Je veux tout d’abord exprimer mes remerciements et aussi mon émotion face à l’énergie que vous avez développée, cher Richard Prasquier, ainsi que tous ceux qui ont contribué, juifs et chrétiens, à l’élaboration de ce beau mémorial ! Il en a fallu de l’audace et de la témérité ! Vous n’en avez pas manqué vous qui étiez un ami intime du cardinal Lustiger, vous qui n’avez jamais oublié l’importance des lieux dans vos relations avec l’Église, notamment la Pologne où vous êtes né. Je veux aussi remercier les autorités publiques françaises, en particulier M. le Ministre des Affaires Etrangères qui a permis et soutenu la construction de ce mémorial.

Je vous propose maintenant un temps de réflexion et de méditation.

Ce lieu est d’abord un lieu de prière vivante à l’école de Saint Benoît dans lequel le cardinal Lustiger aimait à venir se ressourcer. Il vint souvent ici, tout particulièrement lors de sa dernière visite en Terre Sainte. Permettez-moi d’associer à notre rencontre la mémoire du Père Gourion, ancien abbé de ce monastère, qui fut un ami du cardinal Lustiger et qui accompagna en ses débuts la communauté catholique de langue hébréophone.

Familier et proche de longue date des chrétiens du Moyen-Orient et notamment des arabes chrétiens, jamais le cardinal Lustiger ne se laissa enfermer dans les crises politiques des conflits locaux si cruels et meurtriers qu’ils aient été.
Je voudrais souligner combien le cardinal Lustiger nourrissait une compréhension biblique, spirituelle, vivante de ses relations avec le peuple juif.
Fidèle à la tradition catholique, il sut établir avec les juifs des relations d’une audace, oserais-je dire, évangélique.

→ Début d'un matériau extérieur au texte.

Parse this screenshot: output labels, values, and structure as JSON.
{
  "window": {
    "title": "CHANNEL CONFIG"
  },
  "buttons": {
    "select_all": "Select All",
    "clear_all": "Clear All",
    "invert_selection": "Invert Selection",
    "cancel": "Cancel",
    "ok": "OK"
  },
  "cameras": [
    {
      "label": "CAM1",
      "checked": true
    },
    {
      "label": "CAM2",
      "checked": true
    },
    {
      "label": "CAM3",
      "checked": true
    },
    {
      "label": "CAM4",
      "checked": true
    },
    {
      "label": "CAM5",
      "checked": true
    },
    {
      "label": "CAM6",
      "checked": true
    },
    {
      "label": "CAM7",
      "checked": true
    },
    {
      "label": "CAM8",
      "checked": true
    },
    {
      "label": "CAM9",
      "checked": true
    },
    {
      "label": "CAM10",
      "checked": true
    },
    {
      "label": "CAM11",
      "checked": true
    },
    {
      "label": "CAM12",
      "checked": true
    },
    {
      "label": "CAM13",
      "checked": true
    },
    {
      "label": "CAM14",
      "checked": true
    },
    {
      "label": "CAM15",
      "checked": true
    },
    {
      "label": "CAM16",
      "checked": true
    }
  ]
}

Qui oubliera son commentaire du texte du Bon Samaritain donné durant le rassemblement de l’American Jewish Committy à Washington ?
Il proposa deux commentaires de ce passage d’évangile en se demandant qui était le Bon Samaritain. Était-il l’Église qui accueillait le juif blessé ou bien le juif qui accueillait l’Église blessée ? Les deux cents représentants présents à cette convention ont écouté avec surprise un tel commentaire de l’Évangile.
C’est ainsi qu’habituellement le cardinal Lustiger portait un regard profondément spirituel, mêlant prière, contemplation du dessein de Dieu et action au service du dessein de Dieu.
On pourrait se dire que finalement, né juif, il était demeuré fidèle à ses racines. Cela est vrai pour une part.

Cependant réduire sa relation au peuple juif à ses origines, c’est s’interdire de comprendre le mystère qui l’habitait, mais aussi qu’il habitait. Ce serait oublier que sa découverte du judaïsme était indissociable de la découverte de l’enracinement juif de l’Eglise Catholique.

Cardinal de l’Église Catholique, il vivait pleinement cette compréhension du peuple juif qui comme disait le pape Jean Paul II à Varsovie, avait reçu la mission de sanctifier le nom de Dieu sur terre.

Il vivait ainsi avec une douleur infinie la montée des actes de violence contre les juifs en France. Qui peut oublier ses réactions publiques après l’attentat de la rue Copernic ? Qui peut oublier sa participation résolue à l’immense manifestation populaire suite à la mort d’Ylan Alimi ? Beaucoup lui demandèrent alors : « pourquoi êtes-vous en tête d’une telle manifestation ? » ; il répondit : « un pas de trop dans la barbarie ». Mais, viscéralement, il ne percevait pas seulement l’antisémitisme comme de la haine envers un peuple particulier mais plutôt comme le disaient Bonhoeffer et Jean-Paul II : « un péché contre Dieu et contre l’humanité ». Bien avant la guerre, séjournant en Allemagne, n’avait-il pas perçu dès sa jeunesse la gravité de la situation et la diffusion d’une culture et d’une idéologie antisémites ?
Quelle ne fut pas son émotion lorsqu’il inaugura avec les juifs de France le mémorial du Bunker I, cette ancienne chambre à gaz où nombre de juifs français ont été exterminés, là où sa mère Gisèle fut elle-même assassinée !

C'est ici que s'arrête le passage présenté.